- Be aware that in Japan, “internship” can mean short work experiences of say a week or less
- Long-term internships are available if you know where to look
- Benefits include growing your networking, getting to “know” how it is to work in Japan and sometimes pay too
- If you are planning to do so it is recommended to start early
- Resources to find internships stated at the bottom
Written by: Austin Zeng
Internships in Japan
Unlike in many other countries, Japan does not have a strong culture of students doing internships. That being said though, as a foreign student studying in Japan, internships can help you not just for your career but also as a cultural experience in itself.

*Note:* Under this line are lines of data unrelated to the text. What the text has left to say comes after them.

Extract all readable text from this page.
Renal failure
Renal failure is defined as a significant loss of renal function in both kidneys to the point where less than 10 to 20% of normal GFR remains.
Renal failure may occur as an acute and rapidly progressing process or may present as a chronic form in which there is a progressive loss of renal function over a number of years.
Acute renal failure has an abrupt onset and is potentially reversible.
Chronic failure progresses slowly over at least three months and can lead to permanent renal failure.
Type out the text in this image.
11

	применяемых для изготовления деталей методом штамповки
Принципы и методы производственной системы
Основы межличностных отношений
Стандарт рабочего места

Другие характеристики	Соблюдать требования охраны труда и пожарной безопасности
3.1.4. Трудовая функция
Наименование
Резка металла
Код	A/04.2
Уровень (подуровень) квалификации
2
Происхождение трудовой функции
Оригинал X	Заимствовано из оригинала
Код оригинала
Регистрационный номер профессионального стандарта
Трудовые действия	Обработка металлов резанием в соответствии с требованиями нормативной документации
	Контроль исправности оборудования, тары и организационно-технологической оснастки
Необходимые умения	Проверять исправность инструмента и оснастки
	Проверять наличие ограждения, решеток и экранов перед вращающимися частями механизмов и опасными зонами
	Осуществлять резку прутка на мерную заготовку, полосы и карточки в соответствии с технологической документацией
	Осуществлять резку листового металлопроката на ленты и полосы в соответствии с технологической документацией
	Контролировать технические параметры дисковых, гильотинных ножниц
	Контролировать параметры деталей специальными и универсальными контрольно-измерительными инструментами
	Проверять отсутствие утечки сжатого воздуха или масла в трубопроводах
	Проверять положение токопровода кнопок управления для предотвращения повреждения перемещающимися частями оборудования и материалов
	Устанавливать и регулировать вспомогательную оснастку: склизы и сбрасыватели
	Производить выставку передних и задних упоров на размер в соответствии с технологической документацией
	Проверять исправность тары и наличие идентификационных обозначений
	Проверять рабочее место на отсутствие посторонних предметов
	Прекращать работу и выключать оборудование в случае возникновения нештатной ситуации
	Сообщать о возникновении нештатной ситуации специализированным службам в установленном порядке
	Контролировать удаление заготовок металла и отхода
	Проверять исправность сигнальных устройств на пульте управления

The first thing though is to be aware when Japanese talk about “internships”. In the typical Japanese shukatsu (job-search) schedule internships often refer to week-long work experiences often limited to 3rd year undergraduates / 1st year masters students where a student has a work experience in a Japanese company for less than a week. Understanding this is key to not getting confused when talking to Japanese about internships.
There are a growing number of long-term internships around in Japan though – and many of them are looking for foreign students. This is especially true if you have a skill such as programming, or are fluent in English as well as Japanese.
Benefits of doing an internship
Aside from being able to know more about Japan by working, internships also allow you to expand your network. If you are lucky you may be able to find your post-graduation workplace and shortcut the whole shukatsu process too. Many internships are also paid – but if you do a paid internship be aware that you probably need a work permit (refer to the part-time work article for more information).
Here are some resources which you can use to find yourself an internship
・Wantedly is a good platform to find yourself an internship in Japan and many firms on it are looking for international interns. Other platforms include:
・Personal connections are very important – ask senpais at school and maybe through MSA about whether they know any good opportunities.
(Image taken from flickr.com (2017/10/10))
These guide articles are meant to be advice based on the experience of current and previous scholars. Given how situations may change depending on the school, region or year etc., we urge any scholars to approach the relevant authorities in your school if you have any doubts or concerns.